Rainwater harvesting in Mexico City

Rising fourth-year Krishna Chandrasekhara spent three weeks in Mexico this summer as part of a project exploring the impact of water collection on public and community health.

Krishna Chandrasekhara stands on a milk crate, holding plastic water piping for a rooftop water harvesting system in Mexico.
(Image: Krishna Chandrasekhara)

Seven centuries ago, the capital city of the Aztecs was built in the middle of a lake-filled valley, with water feeding the region. Across time and governments, the area was drained and filled in, its streams piped and turned into sewers. Suffering from a decades-long drought yet inundated during summer storms, Mexico City, built on the ruins of the once water-rich Tenochtitlán, is in acute crisis.

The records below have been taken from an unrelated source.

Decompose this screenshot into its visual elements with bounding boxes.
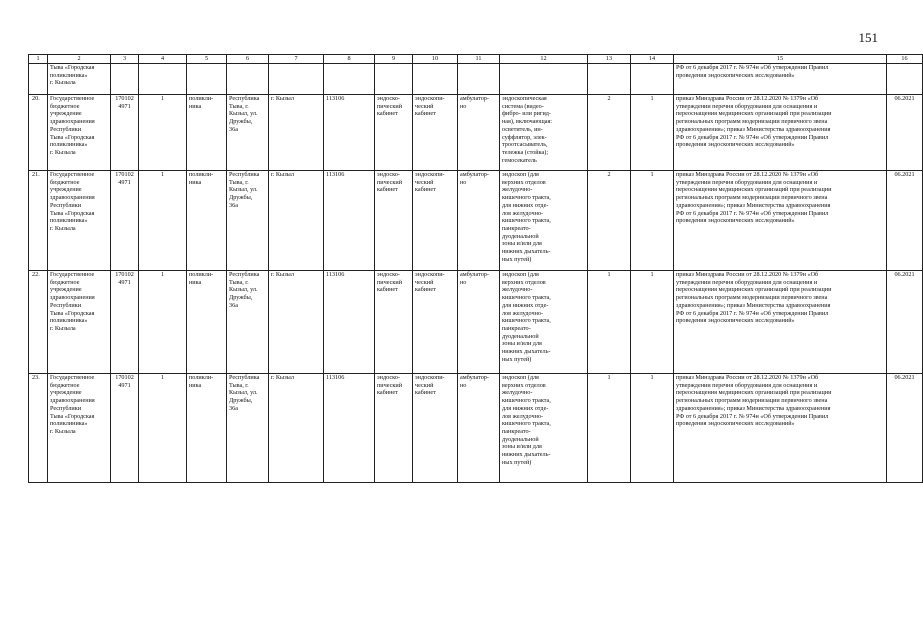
cell-count: 1 [139,95,187,171]
header-col-3: 3 [111,55,139,64]
cell-date: 06.2021 [887,171,923,271]
cell-room: эндоскопи- ческий кабинет [413,95,458,171]
cell-code: 170102 4971 [111,171,139,271]
table-row [29,374,923,483]
header-col-12: 12 [500,55,588,64]
cell-code: 170102 4971 [111,271,139,374]
cell-unit: эндоско- пический кабинет [375,271,413,374]
cell-legal-basis: РФ от 6 декабря 2017 г. № 974н «Об утверждении Правил проведения эндоскопических исследований» [674,64,887,95]
header-col-4: 4 [139,55,187,64]
header-col-14: 14 [631,55,674,64]
cell-city: г. Кызыл [269,271,324,374]
cell-city: г. Кызыл [269,95,324,171]
equipment-table [28,54,923,483]
cell-care-type: амбулатор- но [458,374,500,483]
cell-unit: эндоско- пический кабинет [375,171,413,271]
cell-room: эндоскопи- ческий кабинет [413,171,458,271]
cell-equipment: эндоскоп (для верхних отделов желудочно- кишечного тракта, для нижних отде- лов желудочно- кишечного тракта, панкреато- дуоденальной зоны и/или для нижних дыхатель- ных путей) [500,271,588,374]
cell-institution: Государственное бюджетное учреждение здравоохранения Республики Тыва «Городская поликлиника» г. Кызыла [48,95,111,171]
cell-city: г. Кызыл [269,374,324,483]
cell-unit: эндоско- пический кабинет [375,374,413,483]
cell-institution: Государственное бюджетное учреждение здравоохранения Республики Тыва «Городская поликлиника» г. Кызыла [48,374,111,483]
header-col-13: 13 [588,55,631,64]
cell-number: 22. [29,271,48,374]
cell-qty-required: 2 [588,171,631,271]
header-col-5: 5 [187,55,227,64]
cell-institution: Государственное бюджетное учреждение здравоохранения Республики Тыва «Городская поликлиника» г. Кызыла [48,171,111,271]
header-col-7: 7 [269,55,324,64]
cell-oktmo: 113106 [324,271,375,374]
cell-room: эндоскопи- ческий кабинет [413,271,458,374]
continued-row [29,64,923,95]
cell-qty-planned: 1 [631,171,674,271]
cell-address: Республика Тыва, г. Кызыл, ул. Дружбы, 36а [227,171,269,271]
table-row [29,95,923,171]
cell-facility-type: поликли- ника [187,95,227,171]
cell-address: Республика Тыва, г. Кызыл, ул. Дружбы, 36а [227,271,269,374]
header-col-2: 2 [48,55,111,64]
cell-room: эндоскопи- ческий кабинет [413,374,458,483]
header-col-9: 9 [375,55,413,64]
page-number: 151 [858,30,878,45]
cell-legal-basis: приказ Минздрава России от 28.12.2020 № 1379н «Об утверждении перечня оборудования для оснащения и переоснащения медицинских организаций при реализации региональных программ модернизации первичного звена здравоохранения»; приказ Министерства здравоохранения РФ от 6 декабря 2017 г. № 974н «Об утверждении Правил проведения эндоскопических исследований» [674,374,887,483]
header-col-10: 10 [413,55,458,64]
cell-date: 06.2021 [887,374,923,483]
cell-care-type: амбулатор- но [458,171,500,271]
cell-address: Республика Тыва, г. Кызыл, ул. Дружбы, 36а [227,374,269,483]
cell-legal-basis: приказ Минздрава России от 28.12.2020 № 1379н «Об утверждении перечня оборудования для оснащения и переоснащения медицинских организаций при реализации региональных программ модернизации первичного звена здравоохранения»; приказ Министерства здравоохранения РФ от 6 декабря 2017 г. № 974н «Об утверждении Правил проведения эндоскопических исследований» [674,171,887,271]
cell-number: 23. [29,374,48,483]
cell-institution: Тыва «Городская поликлиника» г. Кызыла [48,64,111,95]
cell-equipment: эндоскоп (для верхних отделов желудочно- кишечного тракта, для нижних отде- лов желудочно- кишечного тракта, панкреато- дуоденальной зоны и/или для нижних дыхатель- ных путей) [500,374,588,483]
cell-count: 1 [139,171,187,271]
cell-qty-planned: 1 [631,374,674,483]
cell-oktmo: 113106 [324,171,375,271]
cell-legal-basis: приказ Минздрава России от 28.12.2020 № 1379н «Об утверждении перечня оборудования для оснащения и переоснащения медицинских организаций при реализации региональных программ модернизации первичного звена здравоохранения»; приказ Министерства здравоохранения РФ от 6 декабря 2017 г. № 974н «Об утверждении Правил проведения эндоскопических исследований» [674,271,887,374]
cell-unit: эндоско- пический кабинет [375,95,413,171]
header-col-16: 16 [887,55,923,64]
cell-facility-type: поликли- ника [187,271,227,374]
cell-equipment: эндоскоп (для верхних отделов желудочно- кишечного тракта, для нижних отде- лов желудочно- кишечного тракта, панкреато- дуоденальной зоны и/или для нижних дыхатель- ных путей) [500,171,588,271]
cell-care-type: амбулатор- но [458,271,500,374]
header-col-15: 15 [674,55,887,64]
header-col-6: 6 [227,55,269,64]
cell-legal-basis: приказ Минздрава России от 28.12.2020 № 1379н «Об утверждении перечня оборудования для оснащения и переоснащения медицинских организаций при реализации региональных программ модернизации первичного звена здравоохранения»; приказ Министерства здравоохранения РФ от 6 декабря 2017 г. № 974н «Об утверждении Правил проведения эндоскопических исследований» [674,95,887,171]
cell-number: 21. [29,171,48,271]
cell-code: 170102 4971 [111,95,139,171]
cell-count: 1 [139,374,187,483]
cell-oktmo: 113106 [324,95,375,171]
cell-qty-planned: 1 [631,271,674,374]
cell-care-type: амбулатор- но [458,95,500,171]
cell-number: 20. [29,95,48,171]
cell-city: г. Кызыл [269,171,324,271]
cell-qty-planned: 1 [631,95,674,171]
cell-equipment: эндоскопическая система (видео- фибро- или ригид- ная), включающая: осветитель, ин- суффлятор, элек- троотсасыватель, тележка (стойка); гемосекатель [500,95,588,171]
cell-qty-required: 1 [588,271,631,374]
cell-facility-type: поликли- ника [187,374,227,483]
cell-qty-required: 1 [588,374,631,483]
cell-institution: Государственное бюджетное учреждение здравоохранения Республики Тыва «Городская поликлиника» г. Кызыла [48,271,111,374]
cell-facility-type: поликли- ника [187,171,227,271]
cell-qty-required: 2 [588,95,631,171]
cell-date: 06.2021 [887,95,923,171]
header-row [29,55,923,64]
cell-code: 170102 4971 [111,374,139,483]
cell-address: Республика Тыва, г. Кызыл, ул. Дружбы, 36а [227,95,269,171]
header-col-1: 1 [29,55,48,64]
header-col-11: 11 [458,55,500,64]
cell-oktmo: 113106 [324,374,375,483]
header-col-8: 8 [324,55,375,64]
cell-count: 1 [139,271,187,374]
cell-date: 06.2021 [887,271,923,374]
table-row [29,171,923,271]
table-row [29,271,923,374]
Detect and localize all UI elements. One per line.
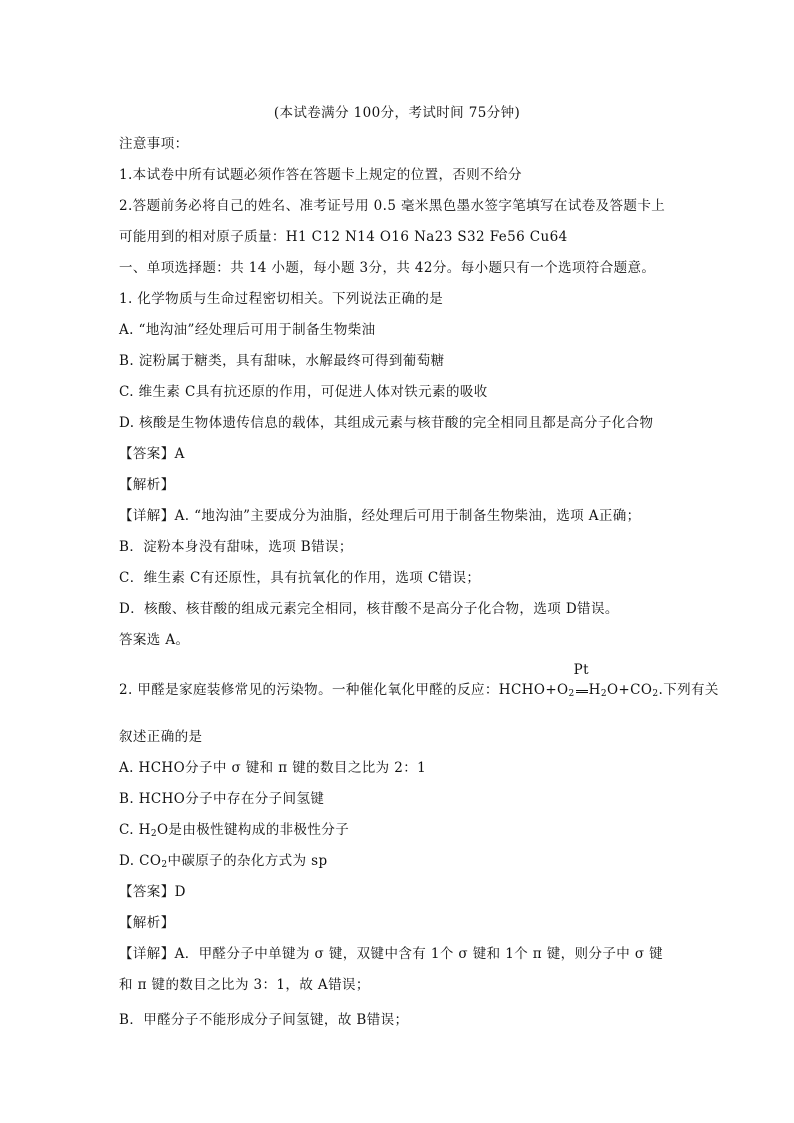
exam-info: (本试卷满分 100分，考试时间 75分钟) [273, 105, 521, 121]
notice-item-1: 1.本试卷中所有试题必须作答在答题卡上规定的位置，否则不给分 [119, 167, 522, 183]
q2-stem-suffix: .下列有关 [658, 682, 719, 698]
q2-stem-line-2: 叙述正确的是 [119, 729, 203, 745]
q1-detail-b: B．淀粉本身没有甜味，选项 B错误； [119, 539, 353, 555]
q1-option-c: C. 维生素 C具有抗还原的作用，可促进人体对铁元素的吸收 [119, 384, 488, 400]
q1-option-d: D. 核酸是生物体遗传信息的载体，其组成元素与核苷酸的完全相同且都是高分子化合物 [119, 415, 654, 431]
q1-option-b: B. 淀粉属于糖类，具有甜味，水解最终可得到葡萄糖 [119, 353, 445, 369]
q2-analysis-label: 【解析】 [119, 915, 175, 931]
q1-detail-d: D．核酸、核苷酸的组成元素完全相同，核苷酸不是高分子化合物，选项 D错误。 [119, 601, 619, 617]
o2-subscript: 2 [568, 689, 575, 699]
reaction-arrow-with-catalyst [573, 662, 589, 699]
h2o-subscript: 2 [600, 689, 607, 699]
atomic-masses: 可能用到的相对原子质量：H1 C12 N14 O16 Na23 S32 Fe56 Cu64 [119, 229, 568, 245]
q1-conclusion: 答案选 A。 [119, 632, 190, 648]
co2-subscript: 2 [652, 689, 659, 699]
q2-stem [119, 662, 719, 703]
q2-option-d: D. $CO_2$中碳原子的杂化方式为 sp [119, 853, 328, 870]
notice-item-2: 2.答题前务必将自己的姓名、准考证号用 0.5 毫米黑色墨水签字笔填写在试卷及答题卡上 [119, 198, 666, 214]
q1-detail-a: 【详解】A. “地沟油”主要成分为油脂，经处理后可用于制备生物柴油，选项 A正确； [119, 508, 641, 524]
q1-detail-c: C．维生素 C有还原性，具有抗氧化的作用，选项 C错误； [119, 570, 481, 586]
product-h: H [588, 682, 601, 698]
q1-stem: 1. 化学物质与生命过程密切相关。下列说法正确的是 [119, 291, 444, 307]
q2-option-b: B. HCHO分子中存在分子间氢键 [119, 791, 325, 807]
q2-option-a: A. HCHO分子中 σ 键和 π 键的数目之比为 2：1 [119, 760, 427, 776]
q2-detail-a-cont: 和 π 键的数目之比为 3：1，故 A错误； [119, 977, 370, 993]
product-o-co: O+CO [606, 682, 653, 698]
q1-answer: 【答案】A [119, 446, 185, 462]
catalyst-label: Pt [573, 662, 589, 678]
q2-detail-b: B．甲醛分子不能形成分子间氢键，故 B错误； [119, 1012, 409, 1028]
notice-title: 注意事项： [119, 136, 189, 152]
q2-detail-a: 【详解】A．甲醛分子中单键为 σ 键，双键中含有 1个 σ 键和 1个 π 键，则分子中 σ 键 [119, 946, 664, 962]
q1-analysis-label: 【解析】 [119, 477, 175, 493]
q2-answer: 【答案】D [119, 884, 186, 900]
q1-option-a: A. “地沟油”经处理后可用于制备生物柴油 [119, 322, 376, 338]
q2-stem-prefix: 2. 甲醛是家庭装修常见的污染物。一种催化氧化甲醛的反应：HCHO+O [119, 682, 569, 698]
section-title: 一、单项选择题：共 14 小题，每小题 3分，共 42分。每小题只有一个选项符合题意。 [119, 260, 656, 276]
q2-option-c: C. $H_2O$是由极性键构成的非极性分子 [119, 822, 350, 839]
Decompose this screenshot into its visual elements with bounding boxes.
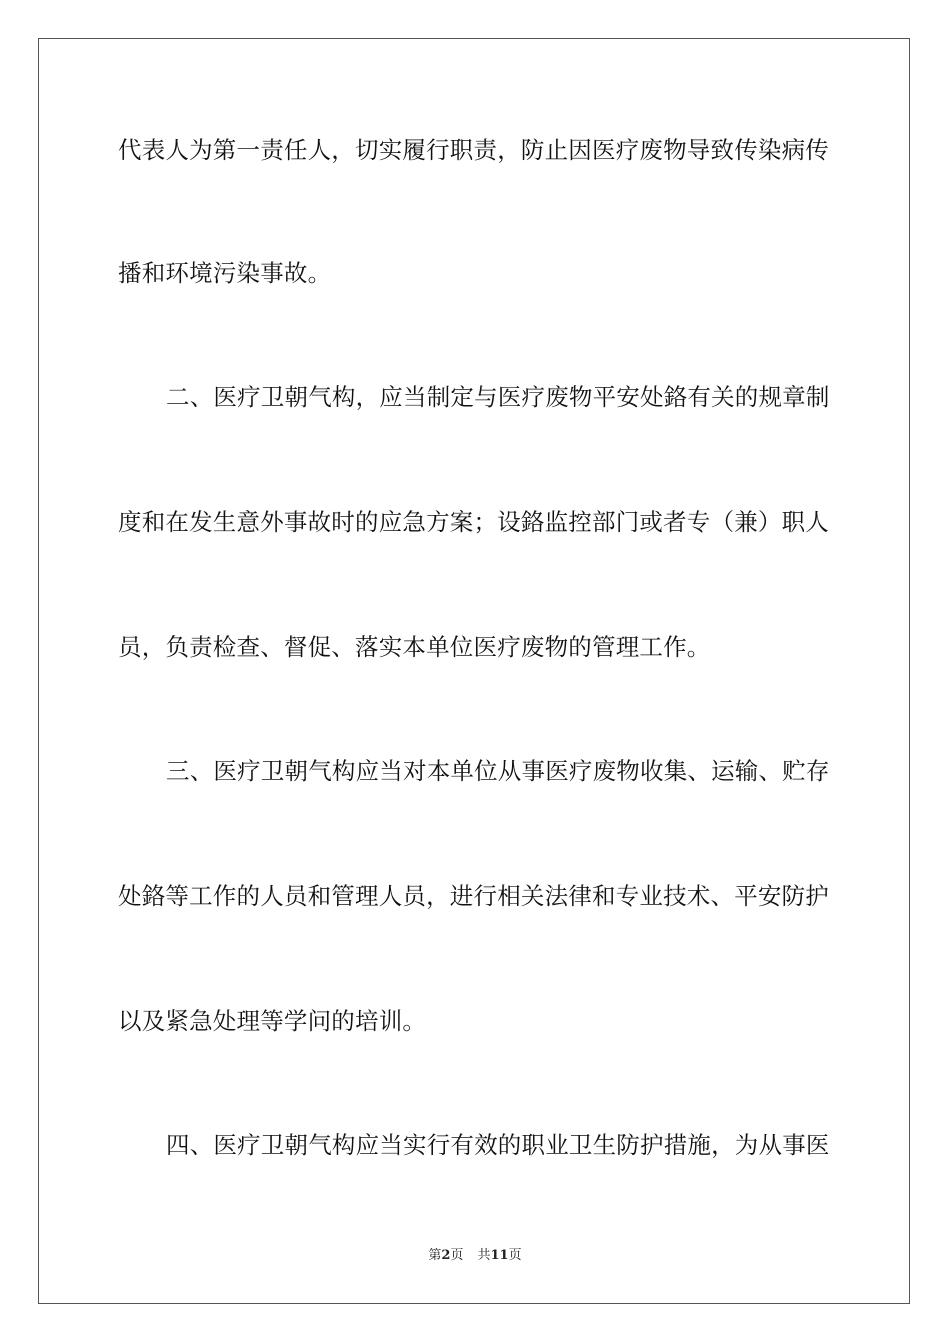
- body-text-line: 代表人为第一责任人，切实履行职责，防止因医疗废物导致传染病传: [118, 136, 829, 164]
- body-text-line: 以及紧急处理等学问的培训。: [118, 1007, 427, 1035]
- paragraph-two-start: 二、医疗卫朝气构，应当制定与医疗废物平安处鉻有关的规章制: [166, 383, 830, 411]
- body-text-line: 处鉻等工作的人员和管理人员，进行相关法律和专业技术、平安防护: [118, 882, 829, 910]
- current-page-number: 2: [441, 1248, 451, 1263]
- body-text-line: 员，负责检查、督促、落实本单位医疗废物的管理工作。: [118, 633, 711, 661]
- body-text-line: 播和环境污染事故。: [118, 259, 332, 287]
- page-footer: [0, 1247, 950, 1265]
- paragraph-four-start: 四、医疗卫朝气构应当实行有效的职业卫生防护措施，为从事医: [166, 1131, 830, 1159]
- total-page-count: 11: [490, 1248, 509, 1263]
- paragraph-three-start: 三、医疗卫朝气构应当对本单位从事医疗废物收集、运输、贮存: [166, 757, 830, 785]
- page-border: [38, 38, 910, 1304]
- page-indicator: 第2页: [428, 1248, 464, 1263]
- body-text-line: 度和在发生意外事故时的应急方案；设鉻监控部门或者专（兼）职人: [118, 508, 829, 536]
- total-pages-indicator: 共11页: [477, 1248, 522, 1263]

While revamping Mexico City’s water management is an expensive and time-intensive process, the nonprofit Isla Urbana has been working on a stopgap measure: installing and maintaining neighborhood rainwater-collection systems, alongside educating communities and students on water conservation. Krishna Chandrasekhara, a rising fourth-year student from Irving, Texas majoring in health and societies, has been volunteering with Isla Urbana since high school and continued his work this summer as the recipient of a 2024 Paul and Kathleen Barthmaier Award through the Center for Undergraduate Research and Fellowships (CURF) for his project, Rainwater Harvesting and its Impacts on Public and Community Health in Mexico City.

The project looks at both population health outcomes and mental health outcomes, says Iliana Kohler, practice associate professor in sociology and associate director of the Population Studies Center. She advises Chandrasekhara on methods. “What the project does is essentially synthesize insights and matters from sociology, demography, anthropology, and history,” she says.

Chandrasekhara spent three weeks in Mexico in June interviewing community members, public health officials, and Isla Urbana staff about their relationship to water, looking at both the diversity as well as commonalities in perspectives. “I really got to see how much of their water shortage was a public health issue,” Chandrasekhara says.

This year, Mexico’s rainy season didn’t start until late June, he says. The hostel he was staying in ran out of water twice and had to order water from a private company. Five thousand liters of water costs about $215 and lasts just three or four days, he says. “It really put in perspective how dire the situation is.”

Chandrasekhara first became interested in water issues as a child travelling to India and seeing the differences in water quality.

“We’d always have to consume bottled water and be very safe about our food,” he says.

Initially, he thought clean water access was only an issue outside the U.S., but seeing the water crisis in Flint, Michigan, brought the issue home, Chandrasekhara says. When he had the opportunity to volunteer with Isla Urbana in high school, he felt drawn to the work.

Chandrasekhara’s continued work with Isla Urbana has been an advantage, says John Kanbayashi, assistant professor in the History and Sociology of Science Department. Kanbayashi is one of Chandrasekhara’s project advisors and will continue to work with him on an honors thesis project based on the CURF summer research. “He’s not coming in just as a disinterested researcher. It’s really using an ethnographic, anthropological method that incorporates community engagement to look at the intersection of public health and environment.”

“People have always been working very hard to get water,” Kanbayashi says. “In a time of climate change, rainwater harvest has this promise of using a resource that’s out there, that flows through the built environment and is not actively used,” he says, noting that sometimes maintaining simple systems across communities can be more effective than implementing expensive new technologies.